Monday, 4 January 2010

Roman Holiday

Happy New Year! During the holiday break, I came across a report in The Largs & Millport Weekly News, a major source of information for Cunninghame residents. The article was entitled "Was Largs a Roman Holiday Resort?". I'm pretty sure the answer is "No".

Romans on the Clyde Coast

Map of Roman Clyde Coast

As a venerable old emperor, I took the liberty of consulting the relevant OS map (pictured left, with modifications so as not to contravene the Crown Copyright). Here, you can see (top right) the very end of the Antonine Wall, as it runs down to the Clyde at Old Kilpatrick. You can also see the forts of Old Bishopton (on the grounds of Whitemoss Farm) and Barochan (on Barochan Hill). At Bishopton, no traces remain above ground, but finds of pottery excavated in the 1950s demonstrate that the fort belonged to the Antonine frontier system. By contrast, excavation in the 1980s at Barochan, where humps and bumps can be seen in some scrubby woodland, showed that the fort was from an earlier period (usually termed "Agricolan"), some 50 years before the Antonine Wall.

Moving left, you can see the fortlet at Lurg Moor, which was probably associated with the Bishopton fort. (Fragments of Antonine pottery were found during excavation in the 1950s.) And then, moving round the coast, we come to Outerwards, where another Antonine fortlet was excavated in 1970. And that's it. The Roman army left no further traces in Largs district.

The Largs newspaper report mentions "the days when the Romans resided by its shores", but sadly this is probably fantasy. The "old Roman coins and paving underneath the Post Office in Main Street", allegedly found in 1820, were never substantiated. Enquiries in the 1970s failed to turn up any sign of the coins, and it is anybody's guess what the paving tiles were. The "Roman well found in Nelson Street" is probably a half-remembered recollection of a roughly circular Bronze Age burial cist excavated there in the 1950s in advance of construction work. And the final piece of evidence, that "Knock Hill was a Roman fort", is -- unfortunately -- mistaken. Knockside Hill (or Knock Hill), just above Largs, has produced two small cairns, which are presumably prehistoric. There were no associated finds.

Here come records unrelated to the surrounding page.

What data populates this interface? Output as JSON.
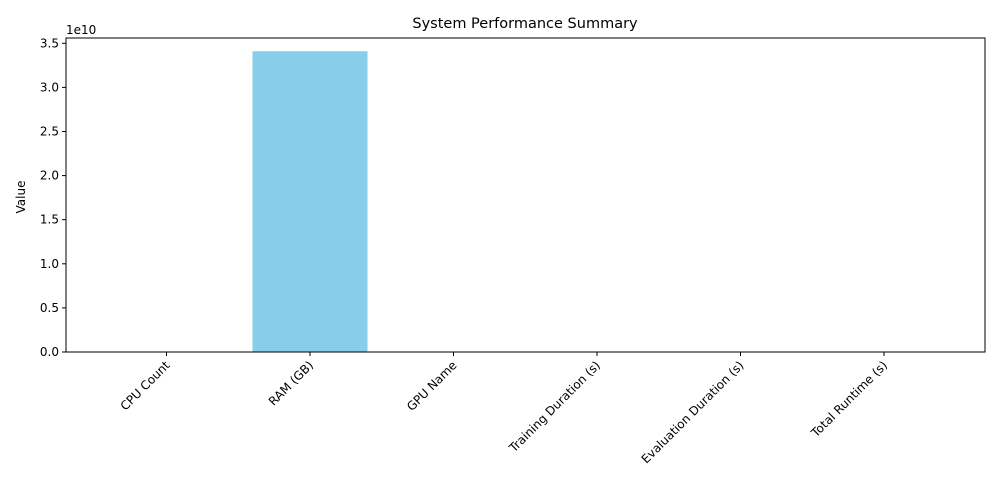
{
  "chart_data": {
    "type": "bar",
    "title": "System Performance Summary",
    "xlabel": "",
    "ylabel": "Value",
    "categories": [
      "CPU Count",
      "RAM (GB)",
      "GPU Name",
      "Training Duration (s)",
      "Evaluation Duration (s)",
      "Total Runtime (s)"
    ],
    "values": [
      0,
      34100000000,
      0,
      0,
      0,
      0
    ],
    "ylim": [
      0,
      35600000000
    ],
    "yticks": [
      0,
      5000000000,
      10000000000,
      15000000000,
      20000000000,
      25000000000,
      30000000000,
      35000000000
    ],
    "ytick_labels": [
      "0.0",
      "0.5",
      "1.0",
      "1.5",
      "2.0",
      "2.5",
      "3.0",
      "3.5"
    ],
    "y_scale_label": "1e10",
    "bar_color": "#87ceeb",
    "grid": false,
    "legend": "none"
  }
}
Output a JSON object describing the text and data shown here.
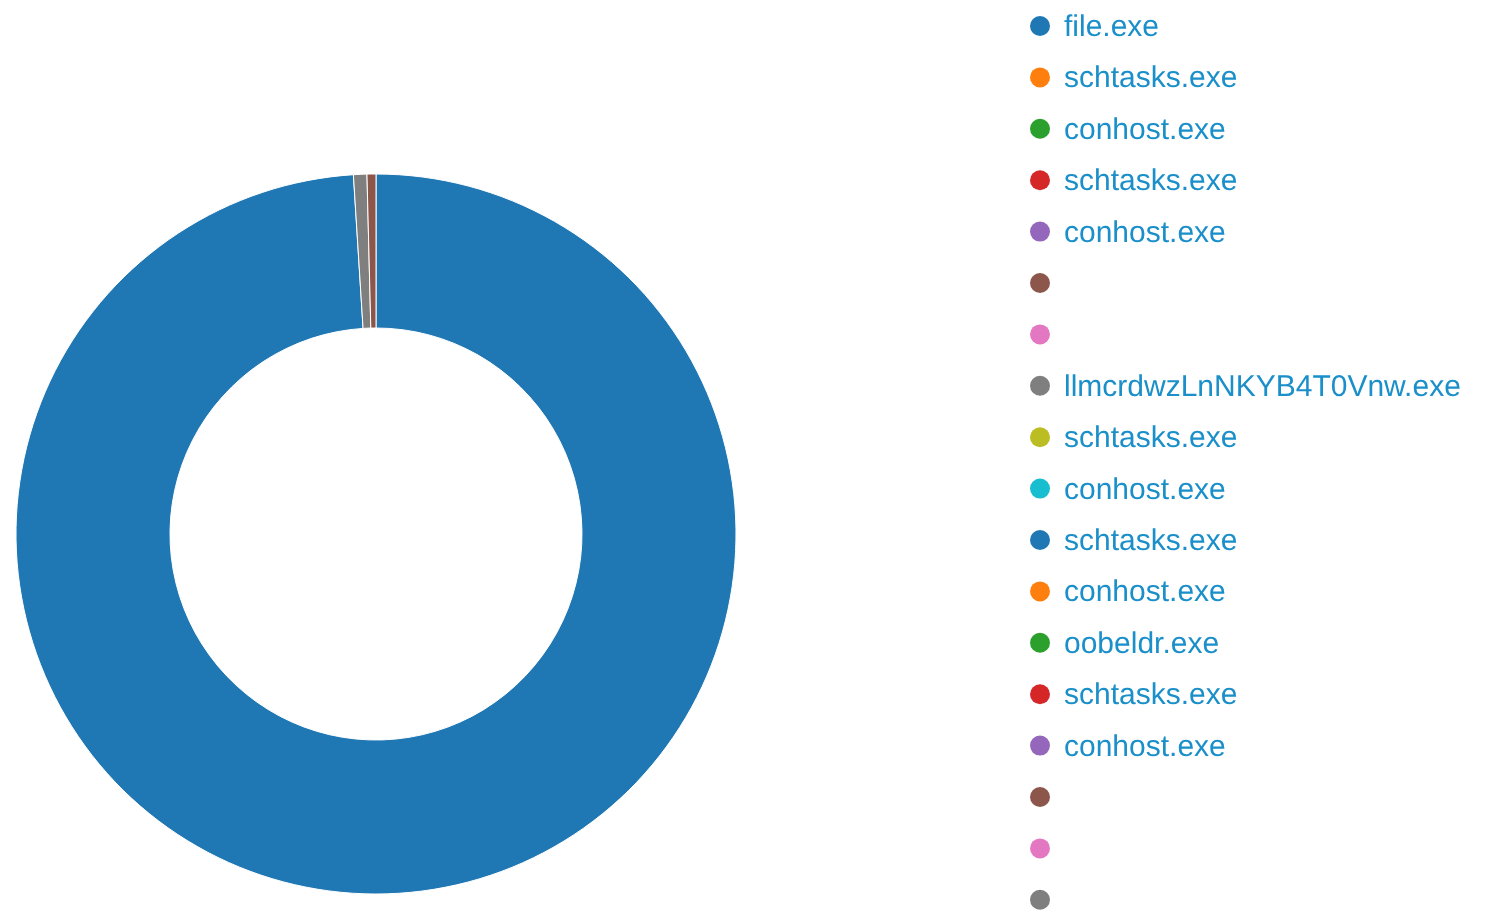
{
  "chart_data": {
    "type": "donut",
    "legend": "right",
    "categories": [
      "file.exe",
      "schtasks.exe",
      "conhost.exe",
      "schtasks.exe",
      "conhost.exe",
      null,
      null,
      "llmcrdwzLnNKYB4T0Vnw.exe",
      "schtasks.exe",
      "conhost.exe",
      "schtasks.exe",
      "conhost.exe",
      "oobeldr.exe",
      "schtasks.exe",
      "conhost.exe",
      null,
      null,
      null
    ],
    "values": [
      99.0,
      0,
      0,
      0,
      0,
      0,
      0,
      0.6,
      0,
      0,
      0,
      0,
      0,
      0,
      0,
      0.4,
      0,
      0
    ],
    "colors": [
      "#1f77b4",
      "#ff7f0e",
      "#2ca02c",
      "#d62728",
      "#9467bd",
      "#8c564b",
      "#e377c2",
      "#7f7f7f",
      "#bcbd22",
      "#17becf",
      "#1f77b4",
      "#ff7f0e",
      "#2ca02c",
      "#d62728",
      "#9467bd",
      "#8c564b",
      "#e377c2",
      "#7f7f7f"
    ]
  }
}
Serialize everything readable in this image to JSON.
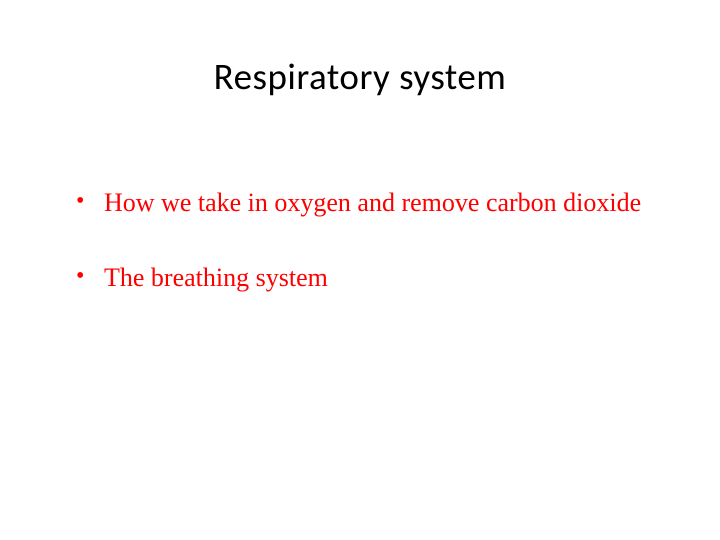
{
  "slide": {
    "title": "Respiratory system",
    "title_color": "#000000",
    "title_fontsize": 37,
    "background_color": "#ffffff",
    "bullets": [
      {
        "text": "How we take in oxygen and remove carbon dioxide",
        "color": "#ff0000",
        "fontsize": 26
      },
      {
        "text": "The breathing system",
        "color": "#ff0000",
        "fontsize": 26
      }
    ]
  }
}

It is quite likely that Romans traversed the river valleys down to Irvine Bay, but we are a long way from imagining Romans promenading along the front at Largs.


  1. Hi Antoninus...
    Missed the report, thanks for posting.
    Just thought I'd add that archaeologists have identified traces of a Roman road linking Lurg Moor with Outerward. the road continues on past the Knock hill fort in the general direction of Largs. The suggestion is that it may have led to Irvine Bay.

    Louie Pastore

  2. Thanks for the information, Louie.

    Just for the record, and before any Cunninghame residents get too excited, the Knock Hill prehistoric vitrified hillfort that you mention (Grid ref. NS 203 629) is not the same as the Knock Hill (or Knockside Hill) known to Largs residents (Grid ref. NS 258 583), which (as you can see from the grid refs.) is a good bit further south (and, thus, nearer Largs).

    Nevertheless, you are quite right that there appears to be a Roman road heading south from Lurg Moor, though how far it goes is another question.